As we enter the 8th week of lock down it is fair to say that we as a nation have done a remarkable job in flattening the curve. An Taoiseach’s announcements on Friday has given clarity as to when our industry will reopen and when our recovery will begin which is the 29th of June. It is difficult to envisage what a reopened restaurant sector will look like and what guidelines will be in place to ensure a safe environment for our customers and staff while ensuring viable businesses. How do we re-establish ourselves and convince the population to come back to restaurants? We will need to be innovative and entrepreneurial. If I have learned anything in my first year in office, it is how resilient a force we are. We are dynamic and extremely capable. We can and we will re-invent ourselves, but only if we are backed by government.
In order to ensure our restaurants are viable our running costs must coincide with our turnover. The wage subsidy scheme is an excellent move by government and one that has enabled businesses to keep a link with their employees and in many cases re open in a limited capacity in the form of a take away and delivery service. The Restaurant Association has devised its recovery plan and presented to government last week. The 9 point plan is what is required to support and ensure the recovery of our sector.
To rebuild Ireland Inc. and to recreate a sturdy economy the tourism sector is the entrance into many other sectors such as retail, beauty, transport and agriculture. Our minimum requirements as an industry is a 0% rate of Vat until our population has full unconditional access to a vaccine. This will be an expense to the exchequer but a worthwhile move, SMEs are the backbone of the economy and it will be the small guys that are going to pull us out of this mess. Local authority rates have always been a hardship on business and although they have been waived until the end of June, the date will need to be extended until business returns to normal.
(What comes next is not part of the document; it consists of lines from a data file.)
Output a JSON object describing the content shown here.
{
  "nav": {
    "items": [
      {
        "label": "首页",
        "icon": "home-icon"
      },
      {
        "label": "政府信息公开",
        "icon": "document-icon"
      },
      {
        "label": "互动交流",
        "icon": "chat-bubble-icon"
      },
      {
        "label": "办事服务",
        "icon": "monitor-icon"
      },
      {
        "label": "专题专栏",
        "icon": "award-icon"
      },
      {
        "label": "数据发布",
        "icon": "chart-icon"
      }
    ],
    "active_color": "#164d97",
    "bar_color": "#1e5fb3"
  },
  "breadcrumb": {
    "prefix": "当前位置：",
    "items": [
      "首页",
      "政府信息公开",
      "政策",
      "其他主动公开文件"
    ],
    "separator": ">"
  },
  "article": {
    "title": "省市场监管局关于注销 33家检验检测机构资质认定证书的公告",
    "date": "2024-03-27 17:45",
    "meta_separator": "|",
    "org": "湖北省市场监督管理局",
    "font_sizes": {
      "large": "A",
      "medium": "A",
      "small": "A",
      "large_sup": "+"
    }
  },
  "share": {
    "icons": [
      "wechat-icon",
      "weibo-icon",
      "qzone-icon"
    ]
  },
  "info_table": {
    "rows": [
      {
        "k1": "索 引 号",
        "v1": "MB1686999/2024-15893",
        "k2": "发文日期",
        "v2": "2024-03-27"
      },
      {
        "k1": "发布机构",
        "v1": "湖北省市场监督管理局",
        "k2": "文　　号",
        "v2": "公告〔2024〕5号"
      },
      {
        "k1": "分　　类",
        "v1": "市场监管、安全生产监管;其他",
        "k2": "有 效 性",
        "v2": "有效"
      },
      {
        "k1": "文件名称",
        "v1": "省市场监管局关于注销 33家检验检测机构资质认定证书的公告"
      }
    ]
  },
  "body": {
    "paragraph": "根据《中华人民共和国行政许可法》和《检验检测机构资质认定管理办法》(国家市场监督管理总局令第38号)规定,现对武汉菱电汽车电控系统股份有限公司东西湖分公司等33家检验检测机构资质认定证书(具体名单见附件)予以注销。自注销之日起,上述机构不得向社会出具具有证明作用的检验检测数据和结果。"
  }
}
The state has made a commitment to local authorities to make up the shortfall to ensure continuity of public services and so there is no reason why this cannot continue.
A €10k grant has been announced for SME, full details are yet to be disclosed, it seems that it is a rebate on 2019 rates to a maximum of €10,000 which is a pinch of salt in comparison to the funds needed to save businesses. Our banks are offering loans to SMEs which are deemed low interest rates. In my view way too expensive in the current climate and most options I have seen are too short a term. Micro finance have offered 0% loans to a maximum of €50k for small business which is welcomed and the banks need to come up with similar terms on larger loans. The moratorium for any loan should be a minimum of 12 months and when we are out the other side of this crisis repayments may kick in. A €2 Billion credit guarantee scheme has been put in place and this needs to be executed in the right way. Credit needs to be more accessible and swifter.
We are pursuing many other supports from government. Leaseholders are under immense pressure from landlords and a scheme similar to the French initiative where by the government pay 60% the tenant 20% and the landlord 20%. There are many arguments as to where the government will come up with these funds. The ECB are providing funds at 0% interest and our government has access to this capital. One way of relieving pressure off government is if our insurance companies start to play their part, it is time they step up and bring something to the table. Rebates are the minimum expectation and we are expecting Insurance companies to step up very soon.
Next month, I am hoping we will have a plan on the guidelines for operating a restaurant business under Covid 19 restrictions and we can begin our recovery, hopefully that recovery will be with the full support of Government to enable us in re establishing Ireland as one of the best food destinations in the world. Local Authorities around the country will need to have their pro-business caps on to ensure we can start paying rates again. Abolishing parking fees will bring people into towns. Enabling restaurants, pubs and gastro pubs to have outdoor seating without taxes or fees will help to get the wheels of local economies turning again. Relaxed rules on outdoor events and enabling businesspeople to pursue their goals in creating markets and festivals are a must. #staycation will not work for the entire industry and many will rely on our local customers to keep our businesses afloat. We will need new and innovative approaches by all in our communities to make our new normal a success.